17 octobre 2024
http://creativecommons.org/licenses/by/ , info:eu-repo/semantics/OpenAccess
Sergio Torres Aguilar, « Handwritten Text Recognition for Historical Documents using Visual Language Models and GANs », HALSHS : archive ouverte en Sciences de l’Homme et de la Société, ID : 10670/1.ehs99r
In this study, we focus on Handwriting Text Recognition (HTR) on Medieval and Early Modern documentary manuscripts (10th-16th centuries) using Vision Language models (VLM). We leverage the TrOCR architecture and integrate domain-specific large language models (LLM).
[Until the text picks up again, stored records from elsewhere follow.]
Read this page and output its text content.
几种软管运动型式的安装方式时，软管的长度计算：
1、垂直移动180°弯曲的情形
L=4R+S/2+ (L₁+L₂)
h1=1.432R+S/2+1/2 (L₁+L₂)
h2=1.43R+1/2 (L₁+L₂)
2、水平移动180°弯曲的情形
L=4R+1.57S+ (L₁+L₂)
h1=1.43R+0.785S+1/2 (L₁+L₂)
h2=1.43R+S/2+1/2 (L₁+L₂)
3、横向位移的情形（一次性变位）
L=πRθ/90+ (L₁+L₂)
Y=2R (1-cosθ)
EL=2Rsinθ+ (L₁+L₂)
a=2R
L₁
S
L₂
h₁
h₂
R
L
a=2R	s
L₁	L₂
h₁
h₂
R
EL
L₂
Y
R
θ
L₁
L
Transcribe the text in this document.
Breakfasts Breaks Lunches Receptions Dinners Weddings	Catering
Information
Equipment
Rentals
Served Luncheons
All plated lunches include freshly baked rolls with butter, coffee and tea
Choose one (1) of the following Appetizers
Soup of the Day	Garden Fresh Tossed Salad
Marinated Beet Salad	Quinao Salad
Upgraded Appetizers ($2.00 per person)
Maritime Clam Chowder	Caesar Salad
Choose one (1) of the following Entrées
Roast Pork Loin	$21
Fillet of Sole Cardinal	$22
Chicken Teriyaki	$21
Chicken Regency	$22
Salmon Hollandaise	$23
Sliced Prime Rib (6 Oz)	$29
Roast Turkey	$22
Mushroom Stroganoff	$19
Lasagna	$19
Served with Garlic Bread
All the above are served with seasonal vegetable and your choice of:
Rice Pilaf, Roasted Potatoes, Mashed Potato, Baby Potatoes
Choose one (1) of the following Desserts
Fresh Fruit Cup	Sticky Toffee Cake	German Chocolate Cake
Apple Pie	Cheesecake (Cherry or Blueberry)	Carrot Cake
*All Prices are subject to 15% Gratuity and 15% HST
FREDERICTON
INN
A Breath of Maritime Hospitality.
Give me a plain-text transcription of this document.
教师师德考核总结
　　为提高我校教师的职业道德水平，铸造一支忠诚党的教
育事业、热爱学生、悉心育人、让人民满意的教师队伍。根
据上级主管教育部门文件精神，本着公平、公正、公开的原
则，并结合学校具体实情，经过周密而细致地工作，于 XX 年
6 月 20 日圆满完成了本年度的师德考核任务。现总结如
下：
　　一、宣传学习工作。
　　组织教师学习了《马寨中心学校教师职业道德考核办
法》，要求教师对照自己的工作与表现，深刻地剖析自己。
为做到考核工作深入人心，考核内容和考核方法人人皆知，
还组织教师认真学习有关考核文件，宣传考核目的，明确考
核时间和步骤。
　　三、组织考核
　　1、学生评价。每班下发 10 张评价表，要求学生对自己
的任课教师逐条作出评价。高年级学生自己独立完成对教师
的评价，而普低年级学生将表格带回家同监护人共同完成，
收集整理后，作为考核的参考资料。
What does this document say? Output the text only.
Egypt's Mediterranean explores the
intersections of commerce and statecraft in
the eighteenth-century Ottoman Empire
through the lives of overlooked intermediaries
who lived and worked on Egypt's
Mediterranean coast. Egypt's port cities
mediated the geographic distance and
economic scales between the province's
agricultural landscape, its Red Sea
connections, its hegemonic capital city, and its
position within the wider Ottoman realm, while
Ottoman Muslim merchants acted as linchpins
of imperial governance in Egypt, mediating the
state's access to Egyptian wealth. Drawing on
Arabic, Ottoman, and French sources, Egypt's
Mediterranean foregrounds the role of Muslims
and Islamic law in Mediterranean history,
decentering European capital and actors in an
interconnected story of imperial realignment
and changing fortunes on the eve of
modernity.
This HTR approach show promising results on contemporary documents but the application on historical manuscripts and low-resource languages need domain pre-trained Image models to encode sequential data and adapted LLM's to adequately decode the signals. Furthermore, as training pairs from medieval manuscripts are scarce a synthetic dataset generated using GAN (Generative Adversarial Networks) augmentation techniques will be used during training. For this work, the annotated training dataset comprises more of 2 million tokens and 210,000 graphical text-lines coming from 52 different manuscripts in mostly four ancient languages versions for Latin, French, Spanish and High German. The synthetic GAN dataset comprises 420k graphical lines emulating textual and graphical features from the ground-truth. The results shows relative improvements until 30% in CER, WER and BERT-score compared to CRNN only solutions. This study outlines the following: the training architecture and corpora employed; delves into the encountered challenges during training and validation concerning ancient writing practices, and conducts an analysis of the potential biases and strengths associated with the joint application of vision transformers, GAN's and LLMs for HTR tasks.